Le chiffrement, une technique de cryptographie, est un mécanisme consistant à protéger une donnée en la rendant inintelligible et permettant ainsi de transformer un message en clair en un message chiffré grâce à une clé. Le but de ce procédé est que le message ne soit compréhensible que par les personnes qui connaissent cette clé. 

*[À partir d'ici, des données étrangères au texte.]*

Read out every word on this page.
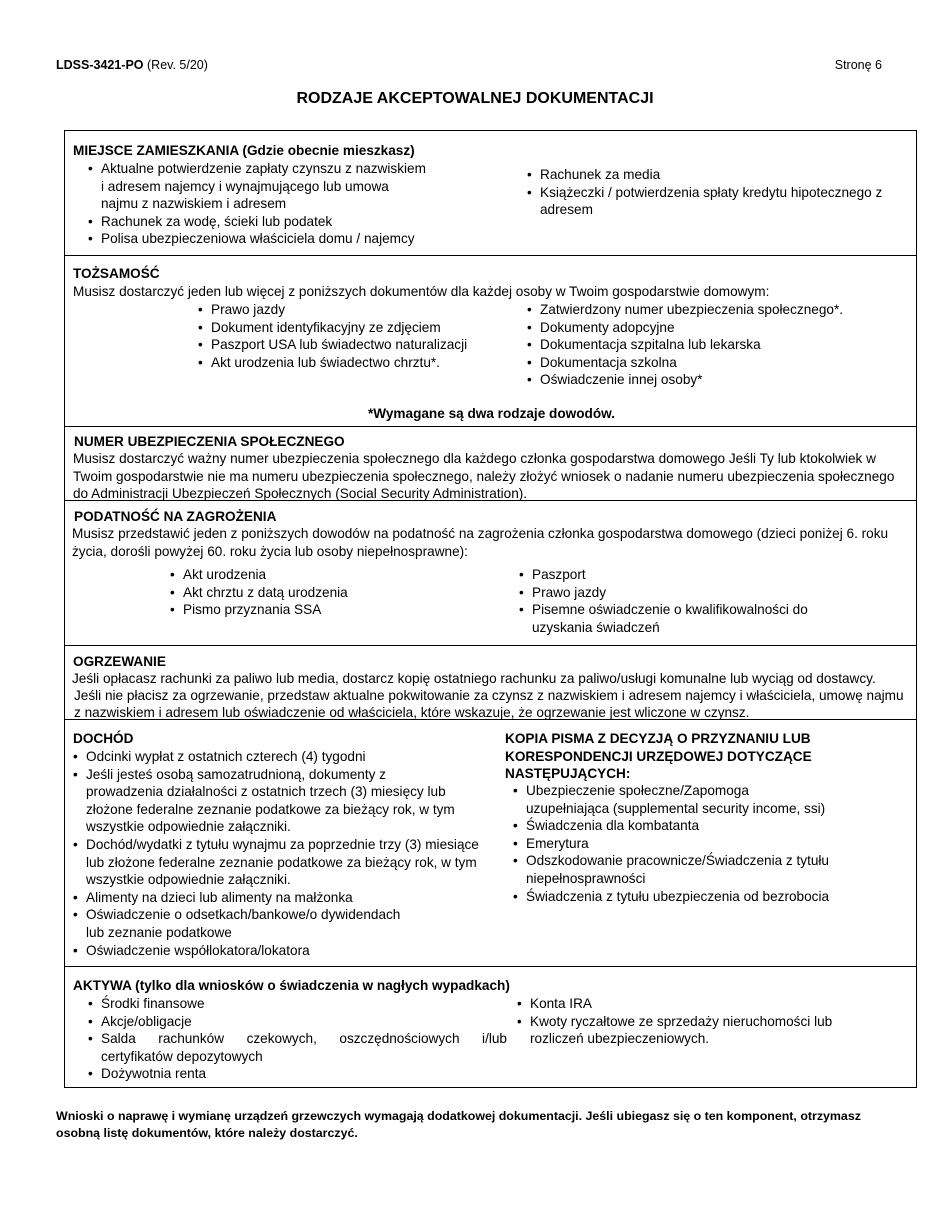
LDSS-3421-PO (Rev. 5/20)	Stronę 6
RODZAJE AKCEPTOWALNEJ DOKUMENTACJI
MIEJSCE ZAMIESZKANIA (Gdzie obecnie mieszkasz)
• Aktualne potwierdzenie zapłaty czynszu z nazwiskiem i adresem najemcy i wynajmującego lub umowa najmu z nazwiskiem i adresem
• Rachunek za wodę, ścieki lub podatek
• Polisa ubezpieczeniowa właściciela domu / najemcy
• Rachunek za media
• Książeczki / potwierdzenia spłaty kredytu hipotecznego z adresem
TOŻSAMOŚĆ
Musisz dostarczyć jeden lub więcej z poniższych dokumentów dla każdej osoby w Twoim gospodarstwie domowym:
• Prawo jazdy
• Dokument identyfikacyjny ze zdjęciem
• Paszport USA lub świadectwo naturalizacji
• Akt urodzenia lub świadectwo chrztu*.
• Zatwierdzony numer ubezpieczenia społecznego*.
• Dokumenty adopcyjne
• Dokumentacja szpitalna lub lekarska
• Dokumentacja szkolna
• Oświadczenie innej osoby*
*Wymagane są dwa rodzaje dowodów.
NUMER UBEZPIECZENIA SPOŁECZNEGO
Musisz dostarczyć ważny numer ubezpieczenia społecznego dla każdego członka gospodarstwa domowego Jeśli Ty lub ktokolwiek w Twoim gospodarstwie nie ma numeru ubezpieczenia społecznego, należy złożyć wniosek o nadanie numeru ubezpieczenia społecznego do Administracji Ubezpieczeń Społecznych (Social Security Administration).
PODATNOŚĆ NA ZAGROŻENIA
Musisz przedstawić jeden z poniższych dowodów na podatność na zagrożenia członka gospodarstwa domowego (dzieci poniżej 6. roku życia, dorośli powyżej 60. roku życia lub osoby niepełnosprawne):
• Akt urodzenia
• Akt chrztu z datą urodzenia
• Pismo przyznania SSA
• Paszport
• Prawo jazdy
• Pisemne oświadczenie o kwalifikowalności do uzyskania świadczeń
OGRZEWANIE
Jeśli opłacasz rachunki za paliwo lub media, dostarcz kopię ostatniego rachunku za paliwo/usługi komunalne lub wyciąg od dostawcy.
Jeśli nie płacisz za ogrzewanie, przedstaw aktualne pokwitowanie za czynsz z nazwiskiem i adresem najemcy i właściciela, umowę najmu
z nazwiskiem i adresem lub oświadczenie od właściciela, które wskazuje, że ogrzewanie jest wliczone w czynsz.
DOCHÓD
• Odcinki wypłat z ostatnich czterech (4) tygodni
• Jeśli jesteś osobą samozatrudnioną, dokumenty z prowadzenia działalności z ostatnich trzech (3) miesięcy lub złożone federalne zeznanie podatkowe za bieżący rok, w tym wszystkie odpowiednie załączniki.
• Dochód/wydatki z tytułu wynajmu za poprzednie trzy (3) miesiące lub złożone federalne zeznanie podatkowe za bieżący rok, w tym wszystkie odpowiednie załączniki.
• Alimenty na dzieci lub alimenty na małżonka
• Oświadczenie o odsetkach/bankowe/o dywidendach lub zeznanie podatkowe
• Oświadczenie współlokatora/lokatora
KOPIA PISMA Z DECYZJĄ O PRZYZNANIU LUB KORESPONDENCJI URZĘDOWEJ DOTYCZĄCE NASTĘPUJĄCYCH:
• Ubezpieczenie społeczne/Zapomoga uzupełniająca (supplemental security income, ssi)
• Świadczenia dla kombatanta
• Emerytura
• Odszkodowanie pracownicze/Świadczenia z tytułu niepełnosprawności
• Świadczenia z tytułu ubezpieczenia od bezrobocia
AKTYWA (tylko dla wniosków o świadczenia w nagłych wypadkach)
• Środki finansowe
• Akcje/obligacje
• Salda rachunków czekowych, oszczędnościowych i/lub certyfikatów depozytowych
• Dożywotnia renta
• Konta IRA
• Kwoty ryczałtowe ze sprzedaży nieruchomości lub rozliczeń ubezpieczeniowych.
Wnioski o naprawę i wymianę urządzeń grzewczych wymagają dodatkowej dokumentacji. Jeśli ubiegasz się o ten komponent, otrzymasz osobną listę dokumentów, które należy dostarczyć.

Il existe plusieurs techniques de chiffrement :

  • Le chiffrement symétrique : Une même clé secrète est partagée entre deux interlocuteurs, et la communication entre les deux ne peut être possible que s’ils connaissent cette clé. Cette même clé est utilisée à la fois pour chiffrer et pour déchiffrer. La plus grande faiblesse de cette technique est la transmission de la clé en elle-même. Si le canal de transmission n’est pas suffisamment sécurisé, il est facile de déchiffrer le message et d’accéder au contenu
  • Le chiffrement asymétrique : Il se prétend une réponse aux problèmes de la méthode dite symétrique. Ce chiffrement est donc basé sur deux clés. Une première appelée « clé publique », qui sert à chiffrer le message. Une deuxième clé dite « clé privée » permet de déchiffrer le message. Seule la personne possédant la clé privée correspondant à la clé publique pourrait déchiffrer le message. L’on reproche à ce type de chiffrement son utilité pour échanger seulement un petit volume de données. De plus, le chiffrement asymétrique n’est pas non plus à l’abri d’une attaque informatique. 

Les techniques de cryptographie telles que nous les connaissons aujourd’hui ne sont pas exempts des risques et connaissent ainsi des limites.

Que va changer la cryptographie quantique ? 

En effet, la menace la plus importante concernant le chiffrement en tant que technique est rattachée à la protection de la clé. Pour garantir la sécurité nécessaire, il faut transmettre la clé de façon intègre, et rencontrer physiquement son correspondant. Mais cette méthode n’est pas toujours possible. 

La cryptographie quantique promet des réponses à ces limites. En effet, la cryptographie quantique consiste à utiliser les propriétés de la physique quantique pour établir des protocoles de cryptographie qui permettent d’atteindre des niveaux de sécurité inenvisageables auparavant . Elle rend un message incompréhensible à toute personne, sous réserve de l’obtention de la clé prévue pour le déchiffrer. C’est ce qu’on appelle « une distribution quantique de clés ». 

La cryptographie quantique a comme caractéristique de donner la capacité à ses interlocuteurs de repérer la présence d’un espion outre le fait de pouvoir estimer la quantité d’information interceptée. 

Il ne faut pas confondre la distribution quantique des clés avec la distribution des clés dans la technique du chiffrement. En effet, ces deux techniques se démarquent l’une de l’autre par la clé en elle-même. La clé en matière de cryptographie quantique est transmise sous forme de photons, c’est-à-dire des particules de lumière ou des impulsions lumineuses. Cette clé n’est pas définie au départ, elle va l’être à travers la communication. La particularité de la clé réside dans le fait que cette dernière change subitement d’un moment à un autre et devient illisible et par conséquent, impossible à intercepter.   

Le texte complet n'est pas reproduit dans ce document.